L’artiste touche-à-tout, chrétien pratiquant, connu pour ses anges au visage doux, trouvait que sa lignée « était devenue trop jolie, trop ornementale ».
“Nous avons décidé, avec le diocèse, qu’il n’y aurait pas de dessin et que je ferais un travail extrêmement simple” avec des ornements “qui créent de la proximité”, qui parlent aux enfants, croyants comme athées, résume-t-il.
Il cite un souvenir marquant en tant que provincial de 17 ans : celui d’une robe du trésor de Notre-Dame ayant appartenu à Saint-Louis. “C’était une chose cruciforme, extrêmement simple”, décrit-il avec émotion, “qui a inspiré toute ma vie de designer”.
Il confie « l’exploit » que son inscription représente pour lui, « avec humilité », dans la longue histoire de la cathédrale, « comme un compagnon ».
– « La portée du peuple » –
Méticuleusement, JCC caresse et déplie les drapés des chasubles, « chevaleresques » pour ce passionné d’histoire, floquées comme des sweat-shirts pour embrasser la modernité.
Pendant un an et demi, il collabore avec les meilleures maisons françaises d’artisanat de luxe (Lesage, Goossens, Paloma, Montex, Maison Michel…), regroupées dans les ateliers 19M à Paris, pour aboutir à une symbolique simple mais dynamique et puissante.
Assis sur une grande table, Jean-Charles de Castelbajac saisit sa paire de ciseaux et découpe intuitivement des feuilles de papier rouge, vert, bleu, jaune – ses couleurs préférées, « universelles », sa « gamme du peuple ».
Il dispose les petits bouts de papier autour d’une croix et commente ses croquis : tenues des diacres avec un quadrillage d’or, rouge et bleu, « Mondrian médiéval », banderoles, chasubles et mitres d’archevêques avec la grande croix d’or…
« J’ai construit mes vêtements liturgiques autour de cette croix rayonnante, qui répand la joie, l’espérance, le vivre-ensemble à travers la multiplicité de ces couleurs », poursuit-il avec ferveur.
« Depuis le début de ma carrière, j’ai kidnappé l’arc-en-ciel », sourit-il en plissant ses yeux bleu ciel. “J’ai été réconforté par la couleur qui était sur les drapeaux, sur les vitraux, chaque matin dans mon collège.”
“C’est quelque chose que je partage intimement avec l’Église”, poursuit-il, institution avec laquelle il a collaboré à deux reprises, notamment en habillant Jean-Paul II pour les Journées mondiales de la jeunesse (JMJ) en 1997.
En rouge, il voit le sang du Christ, le bleu est celui de Marie, le vert synonyme d’espérance, le jaune est l’or, « synthèse de tout ».
– « Époque dystopique », foi « motrice » –
Ce langage muet des couleurs et de leur agencement doit « donner espoir et force », d’où la dimension épique de ces explosions fragmentaires, pour « donner envie aux jeunes de continuer » dans un « âge de dystopie », selon lui.
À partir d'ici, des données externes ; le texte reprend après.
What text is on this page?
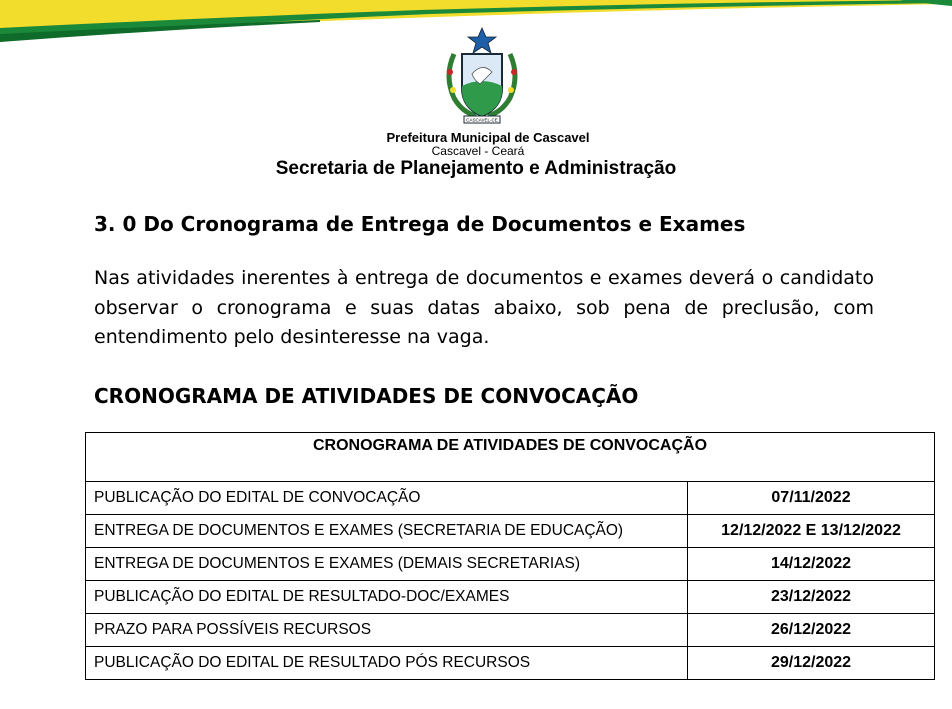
CASCAVEL-CE
Prefeitura Municipal de Cascavel
Cascavel - Ceará
Secretaria de Planejamento e Administração
3. 0 Do Cronograma de Entrega de Documentos e Exames
Nas atividades inerentes à entrega de documentos e exames deverá o candidato observar o cronograma e suas datas abaixo, sob pena de preclusão, com entendimento pelo desinteresse na vaga.
CRONOGRAMA DE ATIVIDADES DE CONVOCAÇÃO
CRONOGRAMA DE ATIVIDADES DE CONVOCAÇÃO	
PUBLICAÇÃO DO EDITAL DE CONVOCAÇÃO	07/11/2022
ENTREGA DE DOCUMENTOS E EXAMES (SECRETARIA DE EDUCAÇÃO)	12/12/2022 E 13/12/2022
ENTREGA DE DOCUMENTOS E EXAMES (DEMAIS SECRETARIAS)	14/12/2022
PUBLICAÇÃO DO EDITAL DE RESULTADO-DOC/EXAMES	23/12/2022
PRAZO PARA POSSÍVEIS RECURSOS	26/12/2022
PUBLICAÇÃO DO EDITAL DE RESULTADO PÓS RECURSOS	29/12/2022
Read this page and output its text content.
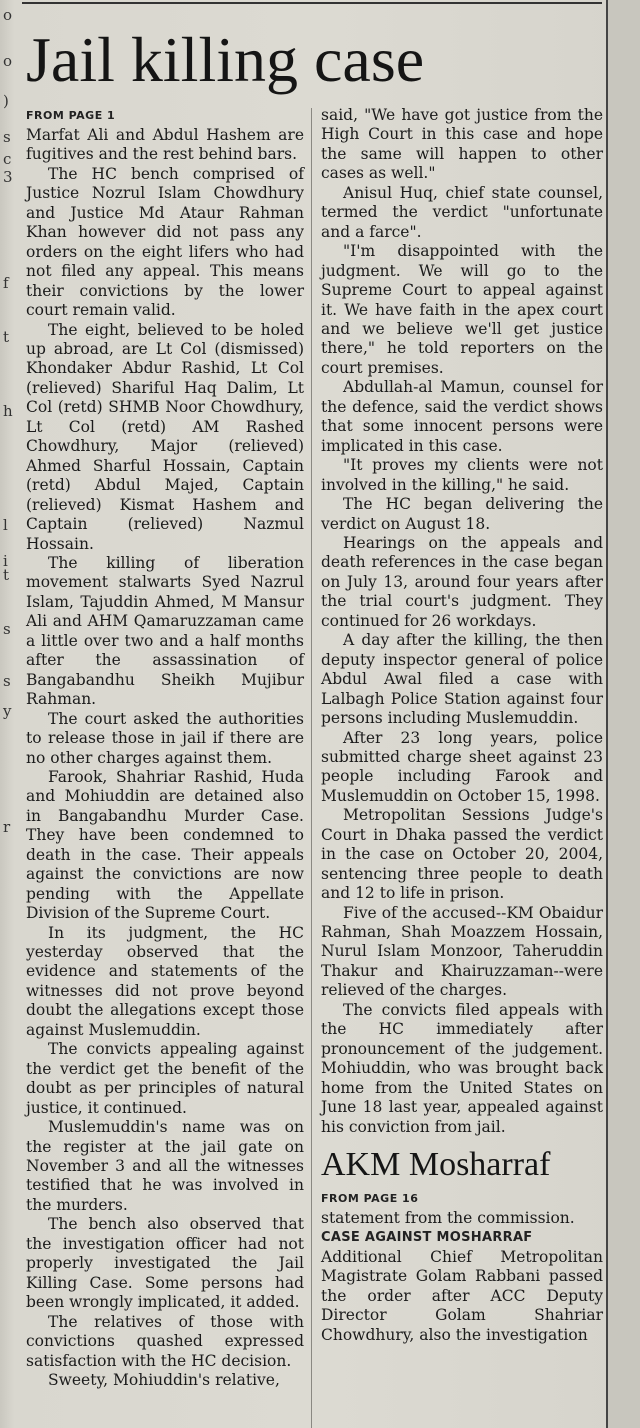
o
o
)
s
c
3
f
t
h
l
i
t
s
s
y
r
Jail killing case
FROM PAGE 1

Marfat Ali and Abdul Hashem are fugitives and the rest behind bars.

The HC bench comprised of Justice Nozrul Islam Chowdhury and Justice Md Ataur Rahman Khan however did not pass any orders on the eight lifers who had not filed any appeal. This means their convictions by the lower court remain valid.

The eight, believed to be holed up abroad, are Lt Col (dismissed) Khondaker Abdur Rashid, Lt Col (relieved) Shariful Haq Dalim, Lt Col (retd) SHMB Noor Chowdhury, Lt Col (retd) AM Rashed Chowdhury, Major (relieved) Ahmed Sharful Hossain, Captain (retd) Abdul Majed, Captain (relieved) Kismat Hashem and Captain (relieved) Nazmul Hossain.

The killing of liberation movement stalwarts Syed Nazrul Islam, Tajuddin Ahmed, M Mansur Ali and AHM Qamaruzzaman came a little over two and a half months after the assassination of Bangabandhu Sheikh Mujibur Rahman.

The court asked the authorities to release those in jail if there are no other charges against them.

Farook, Shahriar Rashid, Huda and Mohiuddin are detained also in Bangabandhu Murder Case. They have been condemned to death in the case. Their appeals against the convictions are now pending with the Appellate Division of the Supreme Court.

In its judgment, the HC yesterday observed that the evidence and statements of the witnesses did not prove beyond doubt the allegations except those against Muslemuddin.

The convicts appealing against the verdict get the benefit of the doubt as per principles of natural justice, it continued.

Muslemuddin's name was on the register at the jail gate on November 3 and all the witnesses testified that he was involved in the murders.

The bench also observed that the investigation officer had not properly investigated the Jail Killing Case. Some persons had been wrongly implicated, it added.

The relatives of those with convictions quashed expressed satisfaction with the HC decision.

Sweety, Mohiuddin's relative,

said, "We have got justice from the High Court in this case and hope the same will happen to other cases as well."

Anisul Huq, chief state counsel, termed the verdict "unfortunate and a farce".

"I'm disappointed with the judgment. We will go to the Supreme Court to appeal against it. We have faith in the apex court and we believe we'll get justice there," he told reporters on the court premises.

Abdullah-al Mamun, counsel for the defence, said the verdict shows that some innocent persons were implicated in this case.

"It proves my clients were not involved in the killing," he said.

The HC began delivering the verdict on August 18.

Hearings on the appeals and death references in the case began on July 13, around four years after the trial court's judgment. They continued for 26 workdays.

A day after the killing, the then deputy inspector general of police Abdul Awal filed a case with Lalbagh Police Station against four persons including Muslemuddin.

After 23 long years, police submitted charge sheet against 23 people including Farook and Muslemuddin on October 15, 1998.

Metropolitan Sessions Judge's Court in Dhaka passed the verdict in the case on October 20, 2004, sentencing three people to death and 12 to life in prison.

Five of the accused--KM Obaidur Rahman, Shah Moazzem Hossain, Nurul Islam Monzoor, Taheruddin Thakur and Khairuzzaman--were relieved of the charges.

The convicts filed appeals with the HC immediately after pronouncement of the judgement. Mohiuddin, who was brought back home from the United States on June 18 last year, appealed against his conviction from jail.

AKM Mosharraf
FROM PAGE 16

statement from the commission.

CASE AGAINST MOSHARRAF

Additional Chief Metropolitan Magistrate Golam Rabbani passed the order after ACC Deputy Director Golam Shahriar Chowdhury, also the investigation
L’Église est-elle en danger ? Plutôt « spiritualité », corrige l’artiste.
« Les jeunes générations sont captivées par la société du spectacle, par les images », regrette JCC, pour qui « le voyage intérieur est en train d’être éludé ».
Dans l’incendie de Notre-Dame, le 15 avril 2019, il a vu, avec une “terrible émotion”, “comme un signal prémonitoire adressé à un monde en difficulté”.
Mais pour cet « optimiste infatigable », ce feu était aussi « celui de l’espoir ». De retour chez lui, il dessine le toit de Notre-Dame en vitraux, installant des arcs-en-ciel et des anges.
« Le combat est en chacun de nous », insiste Jean-Charles de Castelbajac, défendant avec passion son « art bienveillant », son « art compatissant ». “Pas tendance du tout.”
« C’est presque plus rock n’ roll aujourd’hui de travailler pour l’Église que d’être avec les Sex Pistols sur la Tamise en 77 », glisse-t-il malicieusement.